Pikiranrakyatjambi.com.
Wali Kota Maulana turun langsung menghadiri kegiatan Operasi Pasar Minyak Kita yang digelar di kawasan Jerambah Bolong, Selasa (19/5), sebagai langkah menjaga kestabilan harga sekaligus memastikan kebutuhan masyarakat tetap terpenuhi.Dalam keterangannya kepada awak media, Maulana mengatakan momentum hari besar keagamaan hampir selalu diikuti kenaikan harga sejumlah komoditas penting. Karena itu, pemerintah memilih melakukan intervensi melalui operasi pasar yang akan digelar secara bertahap di seluruh kecamatan di Kota Jambi.
“Kita menghadapi hari besar agama yaitu Iduladha. Biasanya menjelang hari raya terjadi kenaikan harga bahan pokok. Maka kami melakukan operasi pasar di seluruh kecamatan se-Kota Jambi,” ujar Maulana.

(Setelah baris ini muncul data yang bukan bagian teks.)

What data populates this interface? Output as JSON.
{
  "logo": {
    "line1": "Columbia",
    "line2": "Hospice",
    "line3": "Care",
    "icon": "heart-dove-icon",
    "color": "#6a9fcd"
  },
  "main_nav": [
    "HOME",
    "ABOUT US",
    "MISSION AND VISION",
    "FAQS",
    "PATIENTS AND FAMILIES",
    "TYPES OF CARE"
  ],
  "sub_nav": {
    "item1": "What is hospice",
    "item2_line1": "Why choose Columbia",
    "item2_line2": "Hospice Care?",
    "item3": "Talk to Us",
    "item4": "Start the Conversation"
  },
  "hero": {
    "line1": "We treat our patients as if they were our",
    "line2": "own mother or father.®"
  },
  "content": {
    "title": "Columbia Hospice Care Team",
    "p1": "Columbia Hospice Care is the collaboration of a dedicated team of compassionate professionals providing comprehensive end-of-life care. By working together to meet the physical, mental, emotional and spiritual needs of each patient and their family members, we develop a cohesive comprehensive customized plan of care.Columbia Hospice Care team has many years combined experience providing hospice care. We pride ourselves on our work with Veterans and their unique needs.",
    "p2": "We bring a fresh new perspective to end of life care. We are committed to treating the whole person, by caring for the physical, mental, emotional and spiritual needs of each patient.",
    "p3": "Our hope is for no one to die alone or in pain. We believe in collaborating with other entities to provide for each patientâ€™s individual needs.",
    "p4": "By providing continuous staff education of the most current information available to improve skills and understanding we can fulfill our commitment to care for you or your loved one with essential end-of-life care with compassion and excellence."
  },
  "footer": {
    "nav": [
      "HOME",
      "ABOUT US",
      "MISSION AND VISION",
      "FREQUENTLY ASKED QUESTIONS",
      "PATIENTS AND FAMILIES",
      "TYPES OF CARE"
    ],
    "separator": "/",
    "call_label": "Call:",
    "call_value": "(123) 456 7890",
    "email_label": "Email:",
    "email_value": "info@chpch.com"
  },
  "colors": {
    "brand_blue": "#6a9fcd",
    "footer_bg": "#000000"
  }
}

Ia menjelaskan, sejumlah kebutuhan pokok yang disiapkan dalam operasi pasar tersebut meliputi minyak goreng Minyak Kita, beras, gula pasir hingga gas elpiji. Seluruh komoditas dijual dengan harga di bawah standar pasar agar daya beli masyarakat tetap terjaga menjelang hari raya.
Menurut Maulana, langkah tersebut juga menjadi bagian dari upaya pengendalian inflasi daerah.
Pemerintah Kota Jambi ingin memastikan masyarakat tidak terbebani lonjakan harga, terutama untuk kebutuhan pokok yang paling banyak dicari menjelang Iduladha.
“Semua kita harapkan agar tidak ada kenaikan harga menjelang sampai pelaksanaan hari raya. Ini bagian dari upaya pengendalian inflasi. Mudah-mudahan bermanfaat karena barang-barang yang dijual hari ini di bawah harga standar,” katanya.
Sementara itu, Kepala Dinas Perindustrian dan Perdagangan Kota Jambi, Nella Ervina mengatakan operasi pasar tersebut merupakan program yang diinisiasi langsung oleh Wali Kota Jambi untuk memastikan masyarakat memperoleh kebutuhan pokok dengan harga sesuai ketentuan pemerintah.
Ia mengungkapkan, pihaknya banyak menerima laporan dari masyarakat terkait sulitnya mendapatkan sejumlah komoditas di lapangan, seperti Minyak Kita, gula pasir, hingga beras SPHP. Kalaupun tersedia, harga jualnya disebut telah melampaui Harga Eceran Tertinggi (HET).
“Oleh karena itu kami bekerjasama dengan BULOG untuk memastikan masyarakat yang memang berhak mendapatkan kebutuhan itu bisa memperoleh dengan harga sesuai HET,” ujarnya.
Nella menambahkan, kegiatan di Jerambah Bolong menjadi tahap awal atau launching pelaksanaan operasi pasar murah di Kota Jambi. Setelah ini, program serupa akan diperluas ke tingkat kecamatan hingga kelurahan agar jangkauannya lebih merata dan dirasakan langsung oleh masyarakat.